Le lacquemant
Le goût des Belges
© Sven Laurent
Quand Berthe a rencontré Roger Lacquemant, elle ne savait pas qu’elle et lui passeraient à la postérité à la suite d’une petite incartade. Le lacquemant moderne est le mets favori des Liégeois lors de la magnifique foire d’octobre. Mais, comble d’ironie belgo-belge, le lacquemant est aussi bien connu et considéré comme une spécialité locale à Anvers. C’est comme ça, rideau de pomme de terre ou pas, on aime ces petites choses gluantes au Nord comme au Sud.
Mais il me faut revenir à un petit point d’histoire. C’était pendant l’horreur d’une profonde nuit, au bal de la foire d’octobre (elle remonterait au XIIe siècle, alors des bals, y en a eu un sacré paquet), tout le monde chante et ripaille, sauf les Lacquemant dans leur coin. Les Lacquemant dansent sans rien dire, les Lacquemant ce n’est pas très causant. Ils ne causent pas, parce qu’ils pensent à leur nouvelle recette, une super-gaufre de Liège qui cuit en moins de trois minutes. Berthe pense aux échoppes qu’ils pourront ouvrir de par la ville et le pays, voire le monde, où l’on vendre leur gaufre extra, avec une Giclette magique. Roger Lacquemant, lui, réfléchit à la recette qui fera office de texte de loi.

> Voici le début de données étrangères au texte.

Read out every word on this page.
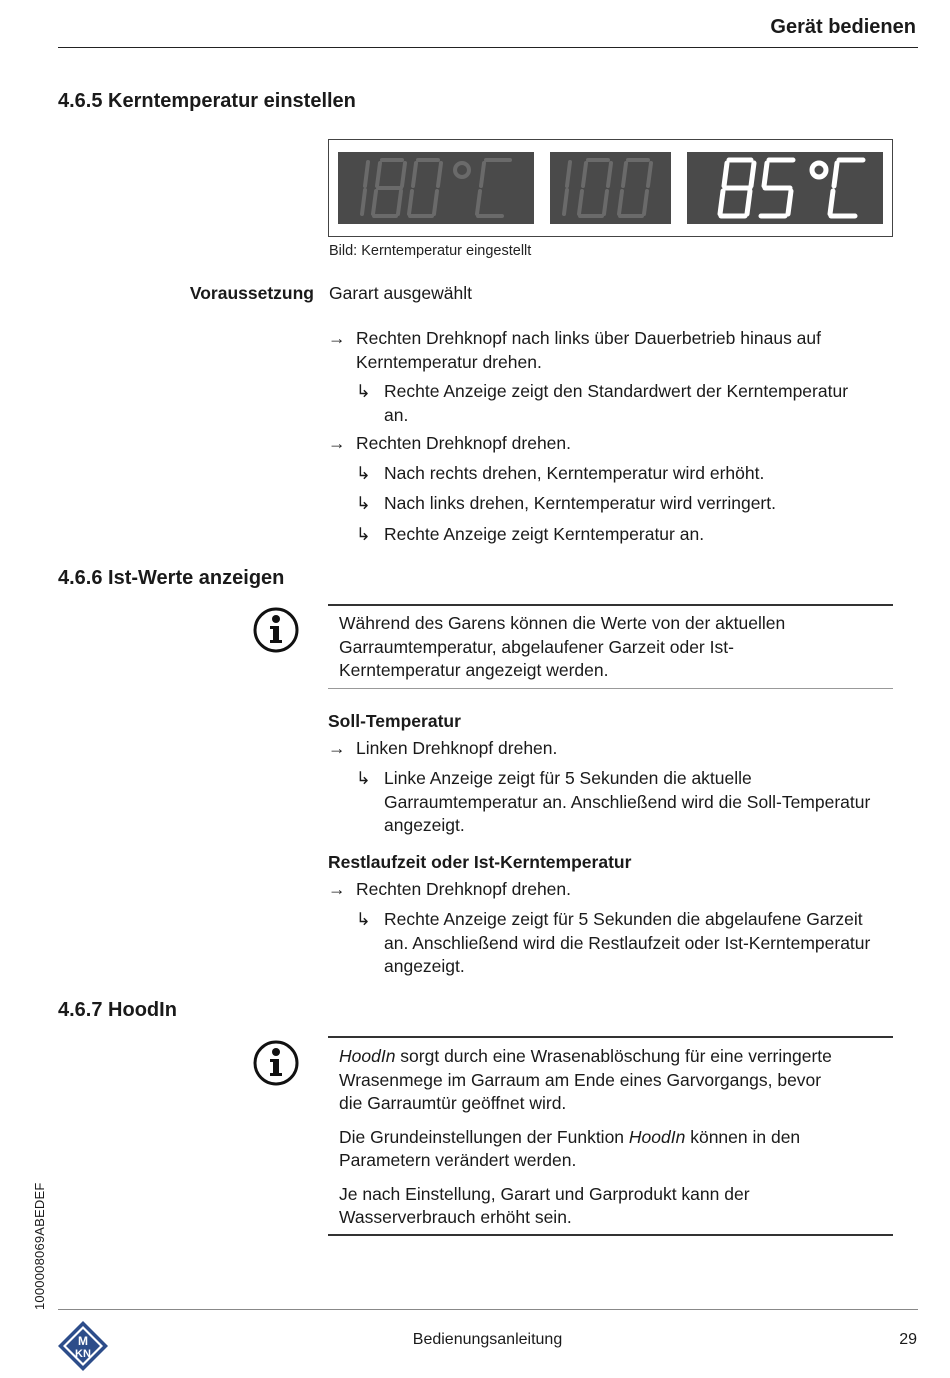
Gerät bedienen
4.6.5 Kerntemperatur einstellen
Bild: Kerntemperatur eingestellt
Voraussetzung Garart ausgewählt
→ Rechten Drehknopf nach links über Dauerbetrieb hinaus auf
Kerntemperatur drehen.
↳ Rechte Anzeige zeigt den Standardwert der Kerntemperatur
an.
→ Rechten Drehknopf drehen.
↳ Nach rechts drehen, Kerntemperatur wird erhöht.
↳ Nach links drehen, Kerntemperatur wird verringert.
↳ Rechte Anzeige zeigt Kerntemperatur an.
4.6.6 Ist-Werte anzeigen
Während des Garens können die Werte von der aktuellen
Garraumtemperatur, abgelaufener Garzeit oder Ist-
Kerntemperatur angezeigt werden.
Soll-Temperatur
→ Linken Drehknopf drehen.
↳ Linke Anzeige zeigt für 5 Sekunden die aktuelle
Garraumtemperatur an. Anschließend wird die Soll-Temperatur
angezeigt.
Restlaufzeit oder Ist-Kerntemperatur
→ Rechten Drehknopf drehen.
↳ Rechte Anzeige zeigt für 5 Sekunden die abgelaufene Garzeit
an. Anschließend wird die Restlaufzeit oder Ist-Kerntemperatur
angezeigt.
4.6.7 HoodIn
HoodIn sorgt durch eine Wrasenablöschung für eine verringerte
Wrasenmege im Garraum am Ende eines Garvorgangs, bevor
die Garraumtür geöffnet wird.
Die Grundeinstellungen der Funktion HoodIn können in den
Parametern verändert werden.
Je nach Einstellung, Garart und Garprodukt kann der
Wasserverbrauch erhöht sein.
1000008069ABEDEF
M
KN
Bedienungsanleitung	29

L’histoire retiendra son nom grâce aux lois Lacquemant. Une révision complète de la recette traditionnelle de la gaufre liégeoise. Car, tout en dansant et ne disant rien, ils savourent le bonheur de lendemains qui chantent. Cette gaufre sera terrible, épaisse, riche, elle contiendra un sirop à base de sucre candi, de miel et de fleur d’oranger. Dans ces périodes d’exotisme et d’ouverture au monde, la fleur d’oranger, c’est le must. Le sirop sera tiède, pour ne pas brûler les consommateurs. Bref, ça ne peut que marcher. Ils rentrent chez eux. Le lendemain, Roger met en route la pâte, pendant que Berthe fait chauffer le fer. La pâte est levée, c’est le moment critique, celui où il faut faire le petit pâton à cuire. Il prend la quantité de pâte, la roule, la tourne, ouvre le fer et la place bien dedans. Cuisson. Le suspense est intense. La queue du chat balance. Ouverture. Arghhhhhh ! s’exclame-t-il, la chose est plate, ou presque, comme une déclaration d’impôts. Mais où est le sirop, il est autour, partout. La chose colle, luit dans la nuit noire, et croyez-moi ce n’est pas évident du tout. L’homme va pleurer, c’est évident, il n’en peut plus, toutes ces nuits à cogiter avec Berthe, ces expériences nouvelles et un peu étranges. Et là, rien, flanelle serait plus approprié que gaufre.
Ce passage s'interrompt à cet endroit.